Most content that professional content strategists work with is subsidized by its function as a marketing or sales tool (which, for me, includes corporate communications, customer service, and PR). There are plenty of exceptions, like interface copy, purely informative content, and intranets, but this category covers most content produced by institutions who don’t consider themselves publishers.
It also subsidizes the blogs and personal of freelancers and other independent artists and craftspeople, the publication of most nonfiction books, magazines like A List Apart, and bucketloads of the awful content designed to confuse and clog search engines.

We already help clients ask the right questions about this: Can I afford to spend X amount of time and money on marketing? If yes, great. If no… Am I sure that’s really true? Am I spending more money doing less effective things? (And if I am sure, what can I afford to do?)

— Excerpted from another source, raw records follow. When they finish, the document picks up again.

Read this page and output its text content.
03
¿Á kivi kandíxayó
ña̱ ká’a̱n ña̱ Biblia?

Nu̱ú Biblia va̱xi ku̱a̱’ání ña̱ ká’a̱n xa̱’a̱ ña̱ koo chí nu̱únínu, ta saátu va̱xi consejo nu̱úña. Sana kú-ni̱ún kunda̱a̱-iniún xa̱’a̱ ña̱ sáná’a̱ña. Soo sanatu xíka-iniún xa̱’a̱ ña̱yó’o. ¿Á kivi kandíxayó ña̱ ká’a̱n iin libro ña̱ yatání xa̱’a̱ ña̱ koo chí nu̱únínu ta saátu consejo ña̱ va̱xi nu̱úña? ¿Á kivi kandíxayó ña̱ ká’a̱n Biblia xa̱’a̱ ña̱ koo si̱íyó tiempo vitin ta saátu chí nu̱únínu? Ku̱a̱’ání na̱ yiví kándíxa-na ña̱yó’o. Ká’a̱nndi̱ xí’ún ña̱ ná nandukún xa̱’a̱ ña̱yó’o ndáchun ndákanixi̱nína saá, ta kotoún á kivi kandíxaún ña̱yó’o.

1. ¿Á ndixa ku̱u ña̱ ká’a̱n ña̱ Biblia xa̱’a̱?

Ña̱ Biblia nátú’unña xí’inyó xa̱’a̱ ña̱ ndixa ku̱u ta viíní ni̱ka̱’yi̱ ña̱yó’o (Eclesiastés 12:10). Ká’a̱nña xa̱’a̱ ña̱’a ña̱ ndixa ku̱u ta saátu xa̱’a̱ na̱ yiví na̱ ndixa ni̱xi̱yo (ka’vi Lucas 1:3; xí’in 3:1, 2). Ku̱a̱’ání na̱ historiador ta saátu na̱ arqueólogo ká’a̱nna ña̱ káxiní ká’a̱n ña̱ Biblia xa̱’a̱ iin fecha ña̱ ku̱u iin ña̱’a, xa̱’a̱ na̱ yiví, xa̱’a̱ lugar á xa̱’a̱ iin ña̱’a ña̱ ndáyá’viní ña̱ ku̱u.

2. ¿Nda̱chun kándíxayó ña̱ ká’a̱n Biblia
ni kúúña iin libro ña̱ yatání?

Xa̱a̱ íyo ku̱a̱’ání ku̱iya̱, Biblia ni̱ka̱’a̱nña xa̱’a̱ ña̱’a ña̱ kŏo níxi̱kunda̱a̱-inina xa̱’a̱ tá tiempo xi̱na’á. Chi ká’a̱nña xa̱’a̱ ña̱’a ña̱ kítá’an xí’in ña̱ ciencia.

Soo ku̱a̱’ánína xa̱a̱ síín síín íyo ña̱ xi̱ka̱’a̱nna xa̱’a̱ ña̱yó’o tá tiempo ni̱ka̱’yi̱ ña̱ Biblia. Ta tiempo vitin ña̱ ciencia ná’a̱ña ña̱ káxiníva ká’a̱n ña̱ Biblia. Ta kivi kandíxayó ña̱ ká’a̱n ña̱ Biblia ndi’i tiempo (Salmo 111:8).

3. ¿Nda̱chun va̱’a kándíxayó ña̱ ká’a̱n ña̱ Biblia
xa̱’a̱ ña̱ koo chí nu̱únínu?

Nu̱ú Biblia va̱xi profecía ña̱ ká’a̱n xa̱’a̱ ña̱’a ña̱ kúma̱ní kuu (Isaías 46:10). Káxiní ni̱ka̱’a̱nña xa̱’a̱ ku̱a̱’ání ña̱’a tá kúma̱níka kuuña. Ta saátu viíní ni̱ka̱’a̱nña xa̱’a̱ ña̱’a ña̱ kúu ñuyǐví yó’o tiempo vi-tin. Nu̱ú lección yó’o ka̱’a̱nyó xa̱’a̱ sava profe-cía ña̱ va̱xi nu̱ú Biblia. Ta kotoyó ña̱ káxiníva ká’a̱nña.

Paid Delivery Channels: The New Hotness

The iPad isn’t going to “save publishing,” but the sale of delivery channels via iPhone and iPad applications may be the proof of concept the industry needs to develop a paid delivery model.
At our SXSW panel earlier this month, I mentioned that the iPhone/iPad app frenzy may be useful primarily as a way of training users to expect to pay for convenience. Yesterday, Slate‘s Jacob Weisberg—who certainly knows a lot more about the business of publishing than I do—gave an interview about Slate‘s iPhone app and the notion of training users to fork over money:
My philosophy about this is we want to keep the content free but people to pay for the convenience of delivery in mobile forms…. I think it makes a lot of sense but I also think it’s very important that we train users at an early stage to expect to pay for mobile.
This is important.

Of course, paid channels are  easy to get wrong. The same principles of good publishing and design elsewhere on the web—give users what they want, don’t make them think, make your design both functional and beautiful, plan for long-term maintenance—hold true in the development of successful mobile applications.

We should be helping our clients ignore the hype, focus on those parts of the model that make sense for them, and make smart choices about integrating paid delivery channels into their immediate and long-term plans.